Elle a réagi sur Twitter. | © Belga image

People et royauté

J.K. Rowling a raconté lundi sur son compte Twitter que des activistes, l’accusant de transphobie, l’avaient menacée de mort.

D’après un article Paris Match France de Léa Bitton

J.K. Rowling ne se laissera pas intimider par ses détracteurs. L’écrivain de la série romanesque «Harry Potter» a raconté lundi sur son compte Twitter que des activistes l’accusant de transphobie l’avaient menacé de mort. «Vendredi dernier, l’adresse de mon domicile familial a été publiée par trois activistes sur Twitter, qui se sont photographiés devant notre maison», a-t-elle écrit.

«Je voudrais remercier ceux qui ont signalé la photo à Twitter. Votre gentillesse et votre décence ont fait la différence pour ma famille et moi. J’aimerais aussi remercier la police pour leur soutien et leur aide. J’implore ceux qui ont retweeté l’image avec l’adresse toujours visible -même ceux qui ont voulu condamner l’action de ces personnes- de bien vouloir supprimer leur tweet», a déclaré J.K. Rowling.

Elle a ensuite raconté qu’«au cours des dernières années, [elle a] regardé, consternée, des femmes comme Allison Bailey, Raquel Sanchez, Marion Miller, Rosie Duffield, Joanna Cherry, Julie Bindel, Rosa Freedman, Kathleen Stock et bien d’autres, y compris des femmes qui n’ont pas de profil public, être l’objet de campagnes d’intimidation qui vont du harcèlement sur les réseaux sociaux, au ciblage de leurs employeurs, jusqu’au « doxing » [acte malveillant qui consiste à partager publiquement des informations privées au sujet d’une personne pour la nuire, ndlr] et aux menaces directes de violences, y compris le viol».

« Ils pensaient que me ‘doxer’ m’empêcherait de défendre les droits des femmes »

«Aucune de ces femmes n’est protégée comme je le suis. Elles et leurs familles ont été menacées pour la seule raison qu’elles refusent d’accepter que l’identité de genre remplace le sexe», a-t-elle confié. J.K. Rowling a ensuite mentionné les trois activistes, dont les comptes Twitter ont depuis été supprimés. «Ils pensaient que me ‘doxer’ m’empêcherait de défendre les droits des femmes en raison de leur sexe. J’ai reçu tellement de menaces de mort que je pourrais tapisser ma maison avec.
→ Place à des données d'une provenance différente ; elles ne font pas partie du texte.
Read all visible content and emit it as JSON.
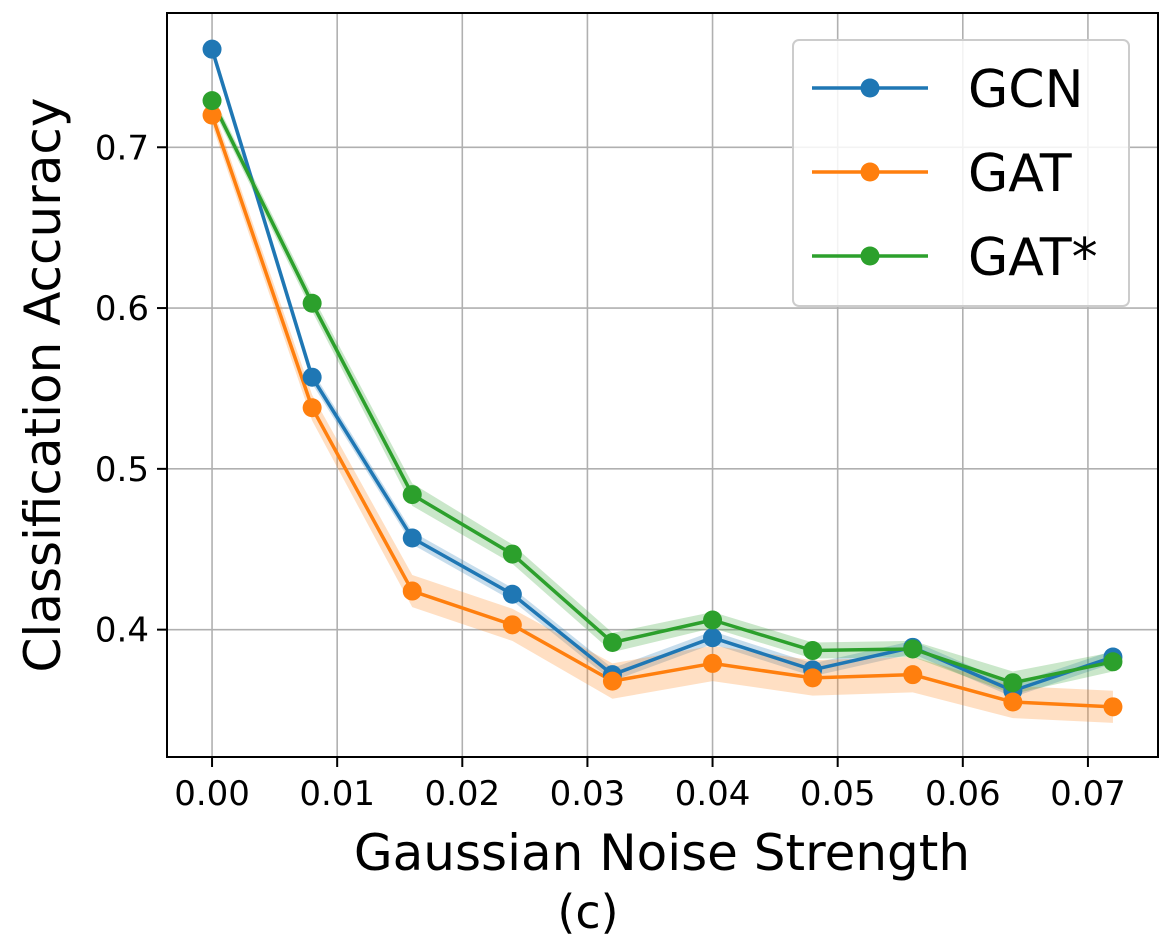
{
  "chart_data": {
    "type": "line",
    "caption": "(c)",
    "xlabel": "Gaussian Noise Strength",
    "ylabel": "Classification Accuracy",
    "xlim": [
      -0.0036,
      0.0756
    ],
    "ylim": [
      0.3208,
      0.7835
    ],
    "x": [
      0.0,
      0.008,
      0.016,
      0.024,
      0.032,
      0.04,
      0.048,
      0.056,
      0.064,
      0.072
    ],
    "xticks": [
      0.0,
      0.01,
      0.02,
      0.03,
      0.04,
      0.05,
      0.06,
      0.07
    ],
    "xtick_labels": [
      "0.00",
      "0.01",
      "0.02",
      "0.03",
      "0.04",
      "0.05",
      "0.06",
      "0.07"
    ],
    "yticks": [
      0.4,
      0.5,
      0.6,
      0.7
    ],
    "ytick_labels": [
      "0.4",
      "0.5",
      "0.6",
      "0.7"
    ],
    "grid": true,
    "legend_position": "top-right",
    "series": [
      {
        "name": "GCN",
        "color": "#1f77b4",
        "values": [
          0.761,
          0.557,
          0.457,
          0.422,
          0.372,
          0.395,
          0.375,
          0.389,
          0.362,
          0.383
        ],
        "band": [
          0.004,
          0.004,
          0.004,
          0.004,
          0.004,
          0.004,
          0.004,
          0.004,
          0.004,
          0.004
        ]
      },
      {
        "name": "GAT",
        "color": "#ff7f0e",
        "values": [
          0.72,
          0.538,
          0.424,
          0.403,
          0.368,
          0.379,
          0.37,
          0.372,
          0.355,
          0.352
        ],
        "band": [
          0.006,
          0.008,
          0.01,
          0.01,
          0.011,
          0.011,
          0.011,
          0.011,
          0.01,
          0.01
        ]
      },
      {
        "name": "GAT*",
        "color": "#2ca02c",
        "values": [
          0.729,
          0.603,
          0.484,
          0.447,
          0.392,
          0.406,
          0.387,
          0.388,
          0.367,
          0.38
        ],
        "band": [
          0.004,
          0.005,
          0.007,
          0.006,
          0.006,
          0.005,
          0.005,
          0.005,
          0.007,
          0.006
        ]
      }
    ]
  }
}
Peut-être que la meilleure façon de prouver que votre mouvement n’est pas une menace pour les femmes, est d’arrêter de nous harceler et de nous menacer», a-t-elle ajouté.

Il y a plus d’un an, l’auteure de 56 ans avait partagé un article au sujet des menstruations et avait sous-entendu que les seules femmes avaient leurs règles. Son tweet avait énervé de nombreux internautes qui l’ont accusée d’exclure les personnes transgenres, non binaires et non conforme au genre. Elle a depuis multiplié les déclarations à ce sujet.